Is consciousness the electrical expression of physical, organic brain structure? Probably. I spent part of the morning Googling and surfing. There was a video about consciousness and birds. Vittorio, Brother Blunderbuss himself, sent a text and suggested we go catch a screening of John Sturges’s brilliant ‘50s Technicolor pressure-cooker Bad Day at Black Rock at the little repertory cinema on Rue Christine on account of he’s leaving for Johannesburg early in the A.M. Having sat dutifully until the maroon curtains closed, we retired to a minuscule tiki bar with Polynesian music that Vittorio said he likes and where extremely attractive young women from the Sorbonne apprised us with open contempt. I always look at them hard and cold like I’m Shylock here to turn in my pound of flesh. My wife told me she’s expecting a baby, confessed Vittorio. And I asked her: at what time is this baby expected to land? I was drinking a strange teal cocktail with orange peels floating in it, thinking that today was finally the day Gilles de Rais and the Latinate Primitives all finally shit the bed in revolting anticlimax.

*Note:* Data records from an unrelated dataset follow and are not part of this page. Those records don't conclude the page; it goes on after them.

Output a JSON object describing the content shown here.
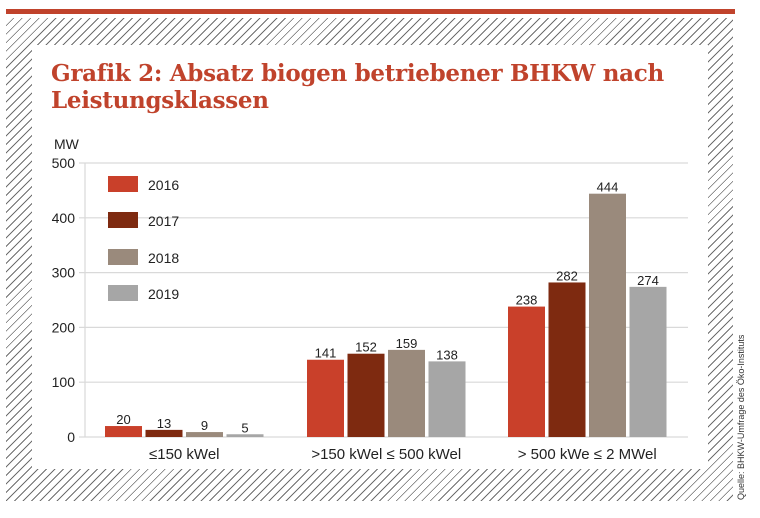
{
  "colors": {
    "accent": "#c0432c",
    "series": [
      "#c9402a",
      "#7e2a10",
      "#9a8a7c",
      "#a6a6a6"
    ],
    "grid": "#d9d9d9",
    "text": "#222222"
  },
  "source": "Quelle: BHKW-Umfrage des Öko-Instituts",
  "chart_data": {
    "type": "bar",
    "title": "Grafik 2: Absatz biogen betriebener BHKW nach Leistungsklassen",
    "title_lines": [
      "Grafik 2: Absatz biogen betriebener BHKW nach",
      "Leistungsklassen"
    ],
    "ylabel": "MW",
    "xlabel": "",
    "ylim": [
      0,
      500
    ],
    "yticks": [
      "0",
      "100",
      "200",
      "300",
      "400",
      "500"
    ],
    "grid": true,
    "legend_position": "top-left",
    "categories": [
      "≤150 kWel",
      ">150 kWel ≤ 500 kWel",
      "> 500 kWe ≤ 2 MWel"
    ],
    "series": [
      {
        "name": "2016",
        "values": [
          20,
          141,
          238
        ]
      },
      {
        "name": "2017",
        "values": [
          13,
          152,
          282
        ]
      },
      {
        "name": "2018",
        "values": [
          9,
          159,
          444
        ]
      },
      {
        "name": "2019",
        "values": [
          5,
          138,
          274
        ]
      }
    ]
  }
}
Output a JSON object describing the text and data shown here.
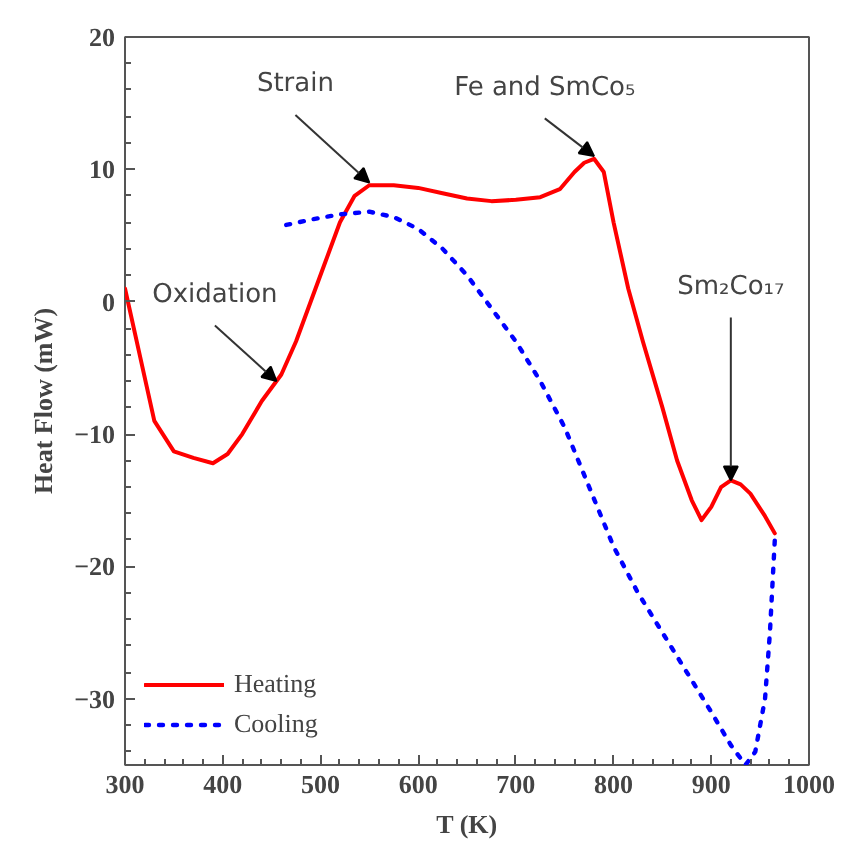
{
  "chart_data": {
    "type": "line",
    "xlabel": "T (K)",
    "ylabel": "Heat Flow (mW)",
    "xlim": [
      300,
      1000
    ],
    "ylim": [
      -35,
      20
    ],
    "xticks": [
      300,
      400,
      500,
      600,
      700,
      800,
      900,
      1000
    ],
    "yticks": [
      -30,
      -20,
      -10,
      0,
      10,
      20
    ],
    "grid": false,
    "legend": "bottom left",
    "series": [
      {
        "name": "Heating",
        "color": "#ff0000",
        "line_style": "solid",
        "x": [
          300,
          315,
          330,
          350,
          370,
          390,
          405,
          420,
          440,
          460,
          475,
          490,
          505,
          520,
          535,
          550,
          575,
          600,
          625,
          650,
          675,
          700,
          725,
          745,
          760,
          770,
          780,
          790,
          800,
          815,
          830,
          850,
          865,
          880,
          890,
          900,
          910,
          920,
          930,
          940,
          955,
          965
        ],
        "values": [
          1,
          -4,
          -9,
          -11.3,
          -11.8,
          -12.2,
          -11.5,
          -10,
          -7.5,
          -5.5,
          -3,
          0,
          3,
          6,
          8,
          8.8,
          8.8,
          8.6,
          8.2,
          7.8,
          7.6,
          7.7,
          7.9,
          8.5,
          9.8,
          10.5,
          10.8,
          9.8,
          6,
          1,
          -3,
          -8,
          -12,
          -15,
          -16.5,
          -15.5,
          -14,
          -13.5,
          -13.8,
          -14.5,
          -16.2,
          -17.5
        ]
      },
      {
        "name": "Cooling",
        "color": "#0000ff",
        "line_style": "dotted",
        "x": [
          465,
          490,
          520,
          550,
          575,
          600,
          625,
          650,
          675,
          700,
          725,
          750,
          775,
          800,
          825,
          850,
          875,
          900,
          920,
          935,
          945,
          955,
          960,
          965
        ],
        "values": [
          5.8,
          6.2,
          6.6,
          6.8,
          6.4,
          5.5,
          4,
          2,
          -0.5,
          -3,
          -6,
          -9.5,
          -14,
          -18.5,
          -22,
          -25,
          -28,
          -31,
          -33.5,
          -35,
          -34,
          -30,
          -25,
          -18
        ]
      }
    ],
    "annotations": [
      {
        "text": "Oxidation",
        "x": 455,
        "y": -6
      },
      {
        "text": "Strain",
        "x": 550,
        "y": 9
      },
      {
        "text": "Fe and SmCo₅",
        "x": 780,
        "y": 11
      },
      {
        "text": "Sm₂Co₁₇",
        "x": 920,
        "y": -13.5
      }
    ]
  }
}
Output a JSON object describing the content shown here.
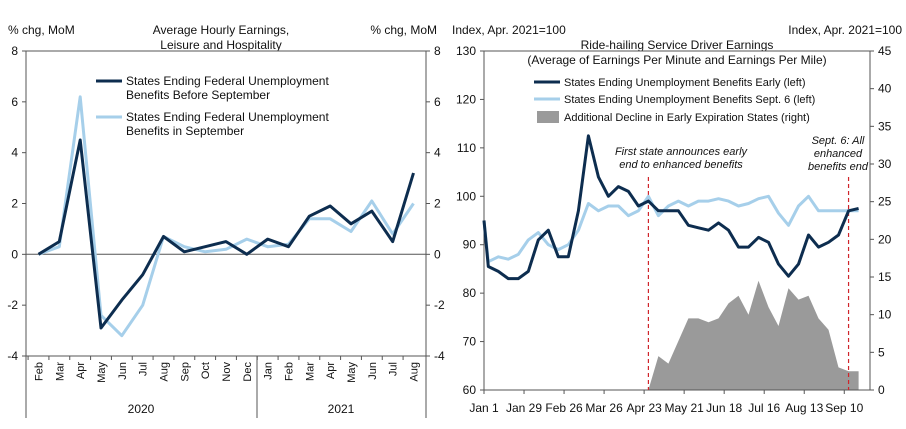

"Give me your hand," entreats Clarice Lispector, or at least her looming and fastidious narrator G. H., addressing a reader who is no doubt lazy and bored, hurt ‘cause ignored. This morning I got up quite early, walked in the direction of Montmartre, and found myself at Sacré-Cœur before there were any more than three or four tourists milling about up there. It was foggy and slightly chilly but I wore my windbreaker. Sacré-Cœur was built as a supposed beacon on a hill in what was essentially a working class red light district immediately following France’s profound demoralization in the aftermath of the Franco-Prussian War and the brutally suppressed Paris Commune. Somewhere between 10,000 and 30,000 were executed in the streets beneath that church during the suppression of the 1871 Commune. Sacré-Cœur is a paternalistic building. It was not meant to mourn or honour the dead. It was intended as a vehicle with which to restore decorum and good order to working class streets. And yet we splay ourselves out in the gutter—arms akimbo—like Oscar Wilde whether you Siamese please or Siamese don’t please. All I’m after is Clarice Lispector’s “opaque piece of thing.” Pardon me if I’m hunched over outside Sacré-Cœur like a tall pigeon with harsh angles and techno-semiotic backdrop. There’s some Scandinavian jazz luminaries playing at the the jazz bar from Rivette’s Haut bas fragile tonight. I’m going to see if Solange wants to go check that out.